Regarding a block and an inclined plane

[richpetty888]

Homework Statement

Person pushing a block with mass m on an inclined plane with angle [theta]. The friction coefficient is u. If the force applied is constant and parallel to the slope of the plane, show that the acceleration a_x of the block in the direction of motion can be expressed as :
a_x=(P/m)-g(u*cos[theta]+sin[theta])

Homework Equations

Force = P
Mass = m
Gravity = g
Friction coefficient = u
Force = mass*acceleration

The Attempt at a Solution

First I drew the free body diagram, but I'm seriously lost coming up with equations. My book has nothing but vague allusions to formulae (with no examples whatsoever), and the internet is rife with blocks sliding down planes, but barren regarding blocks being pushed up them.
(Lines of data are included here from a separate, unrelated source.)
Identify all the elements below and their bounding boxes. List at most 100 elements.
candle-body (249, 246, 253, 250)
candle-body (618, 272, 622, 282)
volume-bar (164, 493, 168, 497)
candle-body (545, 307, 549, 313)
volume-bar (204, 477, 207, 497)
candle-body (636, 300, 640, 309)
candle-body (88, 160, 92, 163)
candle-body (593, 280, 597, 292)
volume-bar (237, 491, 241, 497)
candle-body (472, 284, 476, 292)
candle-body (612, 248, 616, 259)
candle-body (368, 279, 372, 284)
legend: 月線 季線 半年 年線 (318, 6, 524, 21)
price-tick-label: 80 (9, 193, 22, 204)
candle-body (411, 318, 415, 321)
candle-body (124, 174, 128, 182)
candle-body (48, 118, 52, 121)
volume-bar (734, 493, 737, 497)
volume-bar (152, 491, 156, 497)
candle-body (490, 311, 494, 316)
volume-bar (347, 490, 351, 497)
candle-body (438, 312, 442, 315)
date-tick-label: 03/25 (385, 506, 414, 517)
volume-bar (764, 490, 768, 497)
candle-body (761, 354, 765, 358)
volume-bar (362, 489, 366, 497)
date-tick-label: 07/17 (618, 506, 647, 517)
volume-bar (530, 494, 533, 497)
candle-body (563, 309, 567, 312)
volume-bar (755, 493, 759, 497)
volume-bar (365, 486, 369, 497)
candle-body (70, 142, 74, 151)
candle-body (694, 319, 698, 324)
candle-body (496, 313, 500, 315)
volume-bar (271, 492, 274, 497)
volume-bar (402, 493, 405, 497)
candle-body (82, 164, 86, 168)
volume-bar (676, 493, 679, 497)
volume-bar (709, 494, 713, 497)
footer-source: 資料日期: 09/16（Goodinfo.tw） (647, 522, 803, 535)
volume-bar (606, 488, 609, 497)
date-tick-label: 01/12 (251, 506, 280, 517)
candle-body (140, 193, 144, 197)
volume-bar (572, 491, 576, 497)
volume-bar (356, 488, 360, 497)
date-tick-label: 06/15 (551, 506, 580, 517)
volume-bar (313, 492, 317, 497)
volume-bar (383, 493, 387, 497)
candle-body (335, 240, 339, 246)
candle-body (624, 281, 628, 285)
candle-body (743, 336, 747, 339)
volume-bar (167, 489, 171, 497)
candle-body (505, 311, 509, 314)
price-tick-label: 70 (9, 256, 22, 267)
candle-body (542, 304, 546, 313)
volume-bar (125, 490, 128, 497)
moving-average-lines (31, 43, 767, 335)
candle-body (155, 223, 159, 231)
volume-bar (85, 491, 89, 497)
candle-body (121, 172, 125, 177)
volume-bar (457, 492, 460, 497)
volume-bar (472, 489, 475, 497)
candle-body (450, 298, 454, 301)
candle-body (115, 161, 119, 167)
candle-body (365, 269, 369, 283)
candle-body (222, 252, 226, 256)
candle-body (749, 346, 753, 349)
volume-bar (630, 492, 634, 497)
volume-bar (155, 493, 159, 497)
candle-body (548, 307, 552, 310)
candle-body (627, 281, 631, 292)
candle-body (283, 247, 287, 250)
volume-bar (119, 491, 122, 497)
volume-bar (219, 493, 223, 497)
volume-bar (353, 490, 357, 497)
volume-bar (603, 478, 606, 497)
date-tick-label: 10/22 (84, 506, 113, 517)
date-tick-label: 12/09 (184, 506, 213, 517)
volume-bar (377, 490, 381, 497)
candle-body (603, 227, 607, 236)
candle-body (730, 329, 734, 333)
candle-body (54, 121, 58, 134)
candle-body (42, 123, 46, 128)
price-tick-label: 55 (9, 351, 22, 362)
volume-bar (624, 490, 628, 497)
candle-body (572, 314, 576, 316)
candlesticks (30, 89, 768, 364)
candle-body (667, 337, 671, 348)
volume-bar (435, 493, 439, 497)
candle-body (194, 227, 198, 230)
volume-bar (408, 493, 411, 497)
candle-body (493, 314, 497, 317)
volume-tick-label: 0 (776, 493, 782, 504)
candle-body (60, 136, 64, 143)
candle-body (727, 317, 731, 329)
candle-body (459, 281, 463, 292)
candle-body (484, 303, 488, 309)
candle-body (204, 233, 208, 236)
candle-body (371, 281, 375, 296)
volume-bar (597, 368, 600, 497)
Furthermore, the problem does not give information concerning the distance the block is pushed, nor does it include that measure in the "final answer" I'm supposed to solve for, but I thought distance was essential to measuring acceleration.
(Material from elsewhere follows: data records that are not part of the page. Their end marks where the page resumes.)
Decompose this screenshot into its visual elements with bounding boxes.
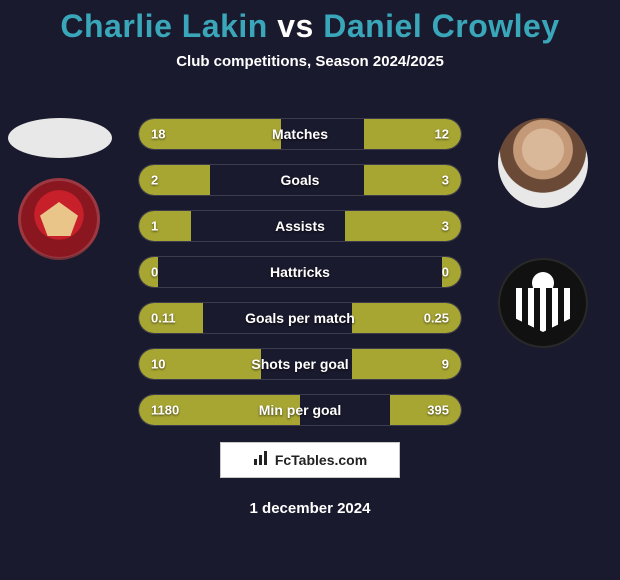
stats-container: 18 12 Matches 2 3 Goals 1 3 Assists 0 0 Hattricks 0.…	[138, 118, 462, 440]
stat-label: Matches	[272, 126, 328, 142]
stat-value-left: 1180	[151, 403, 179, 418]
stat-label: Goals	[281, 172, 320, 188]
stat-value-left: 18	[151, 127, 165, 142]
footer-date: 1 december 2024	[250, 500, 371, 517]
stat-label: Hattricks	[270, 264, 330, 280]
player2-avatar	[498, 118, 588, 208]
stat-label: Min per goal	[259, 402, 341, 418]
player2-name: Daniel Crowley	[323, 8, 559, 44]
subtitle: Club competitions, Season 2024/2025	[0, 53, 620, 70]
stat-value-left: 10	[151, 357, 165, 372]
chart-icon	[253, 450, 269, 471]
stat-row: 1 3 Assists	[138, 210, 462, 242]
stat-value-right: 12	[435, 127, 449, 142]
player1-avatar	[8, 118, 112, 158]
stat-value-right: 0.25	[424, 311, 449, 326]
player1-name: Charlie Lakin	[60, 8, 267, 44]
stat-value-right: 9	[442, 357, 449, 372]
comparison-title: Charlie Lakin vs Daniel Crowley	[0, 0, 620, 45]
stat-value-left: 0.11	[151, 311, 176, 326]
stat-value-right: 3	[442, 219, 449, 234]
bar-left	[139, 165, 210, 195]
stat-row: 10 9 Shots per goal	[138, 348, 462, 380]
stat-row: 1180 395 Min per goal	[138, 394, 462, 426]
stat-row: 18 12 Matches	[138, 118, 462, 150]
stat-value-left: 0	[151, 265, 158, 280]
stat-row: 0.11 0.25 Goals per match	[138, 302, 462, 334]
player2-club-crest	[498, 258, 588, 348]
stat-value-right: 0	[442, 265, 449, 280]
vs-text: vs	[277, 8, 314, 44]
stat-label: Assists	[275, 218, 325, 234]
stat-label: Shots per goal	[251, 356, 348, 372]
stat-row: 0 0 Hattricks	[138, 256, 462, 288]
stat-value-left: 2	[151, 173, 158, 188]
bar-left	[139, 211, 191, 241]
bar-right	[390, 395, 461, 425]
stat-row: 2 3 Goals	[138, 164, 462, 196]
brand-text: FcTables.com	[275, 452, 367, 468]
stat-value-right: 395	[427, 403, 449, 418]
brand-badge: FcTables.com	[220, 442, 400, 478]
stat-value-right: 3	[442, 173, 449, 188]
player1-club-crest	[18, 178, 100, 260]
stat-label: Goals per match	[245, 310, 355, 326]
stat-value-left: 1	[151, 219, 158, 234]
Anyways, I'm lost here, folks. My physics acumen is lacking, to say the least, and the fact that my book asks these little "concept" questions while seeming deliberately wordy and mystifying only serves to frustrate me further.

Help please.

 

[sylas]

Homework Statement

Person pushing a block with mass m on an inclined plane with angle [theta]. The friction coefficient is u. If the force applied is constant and parallel to the slope of the plane, show that the acceleration a_x of the block in the direction of motion can be expressed as :
a_x=(P/m)-g(u*cos[theta]+sin[theta])

Homework Equations

Force = P
Mass = m
Gravity = g
Friction coefficient = u
Force = mass*acceleration

The Attempt at a Solution

First I drew the free body diagram, but I'm seriously lost coming up with equations. My book has nothing but vague allusions to formulae (with no examples whatsoever), and the internet is rife with blocks sliding down planes, but barren regarding blocks being pushed up them.

Furthermore, the problem does not give information concerning the distance the block is pushed, nor does it include that measure in the "final answer" I'm supposed to solve for, but I thought distance was essential to measuring acceleration.

Anyways, I'm lost here, folks. My physics acumen is lacking, to say the least, and the fact that my book asks these little "concept" questions while seeming deliberately wordy and mystifying only serves to frustrate me further.

Help please.

The distance doesn't matter here. You have three forces acting on the block. One is the force of gravity. One is the force from the plane. One is the force of the person pushing. All of these add up to a single total force that gives a certain acceleration to the block.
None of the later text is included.